The need for carefully controlling the thermal conditions and directional solidification rate has been long recognized. For example, Kraft U.S. Pat. No. 3,124,452 of the present assignee, described methods for unidirectionally forming eutectic alloys with spaced lamellae by regulating the solidification rate and thermal gradient and controlling the ratio between them within a broad range of 0.1.degree. to 1,000.degree. C.-hour per square centimeter. The desirability of high thermal gradients and the higher solidification rates that may be associated therewith is taught by Tien et al U.S. Pat. No. 3,677,835, of the present assignee. Tien also teaches suppression of the mushy zone in front of the solidification interface in order to inhibit dendritic growth and provide cellular and plane front structures in nickel alloys, particularly high gamma prime alloys such as NX188. Low solidification rates of the order of 0.2 inches per hour are mentioned. Smashey U.S. Pat. No. 3,897,815 discloses the application of hot zone heat at a plurality of rates to control the molten state of the casting and the directionality of solidification when the mold is being withdrawn from the hot zone. Coordination of the withdrawal and heating is mentioned as the general relation G/R suggests.

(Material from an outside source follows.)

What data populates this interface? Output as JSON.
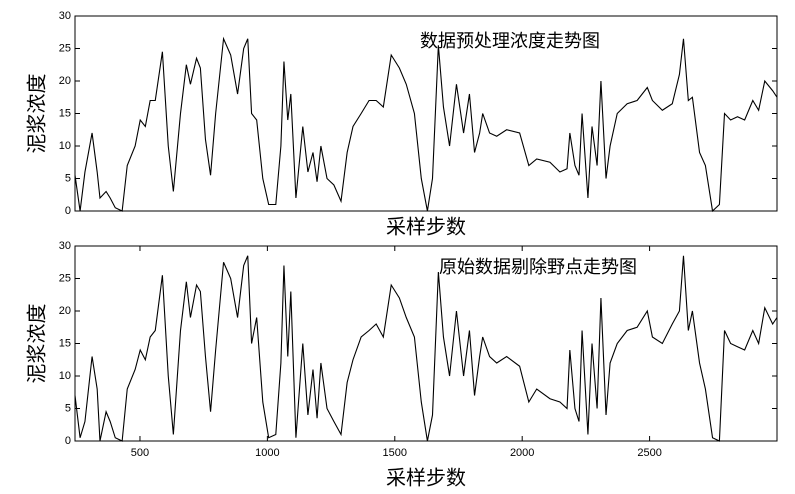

It has occasionally been the practice to remain stationary or go slowly after the metal is first poured into the mold, to allow the metal to stabilize within the mold, and to achieve good initial grain or crystal growth from the chill plate or single crystal starter, as the case may be. While the interrelation and importance of the apparatus-effected parameters and the material-effected parameters on the final casting has been recognized, the production of complexly shaped casting parts has not heretofore been generally conducted with other than a compromise unitary withdrawal rate or possibly a single change in growth rate. This may be attributed to the path and state of development of directional solidification. Processes originated in the laboratory for simple constant-cross section samples where unitary rates are entirely appropriate. They were largely transferred in toto to the still-infant production and preproduction of complex shapes. Now, there is more economic incentive to optimize procedures. Also, the criticality of microstructure has become better recognized as designers become more adept at using the new materials near their limits, producing the need for more careful control of solidification. Another factor has been the use of different alloys which have much more sensitivity of properties-to-microstructure and microstructure-to-solidification rate, than the earlier alloys.
The manufacture of eutectic alloy turbine blades which have varied structures, e.g., aligned airfoil with equiaxed root, as in Endres et al U.S. Pat. No. 3,790,303, has been previously disclosed. The solidification conditions were varied, but only to the extent necessary to achieve these variant structures within the same part, and problems of correlating solidification conditions with section size changes apparently did not arise.
Finally, whatever limited recognition there may have been of the appropriateness of changing growth and withdrawal rates from one casting section to another, no prior record indicates recognition of a systematic way of choosing rates for one section with respect to another, nor of the need or manner of transitioning controllably between different rates.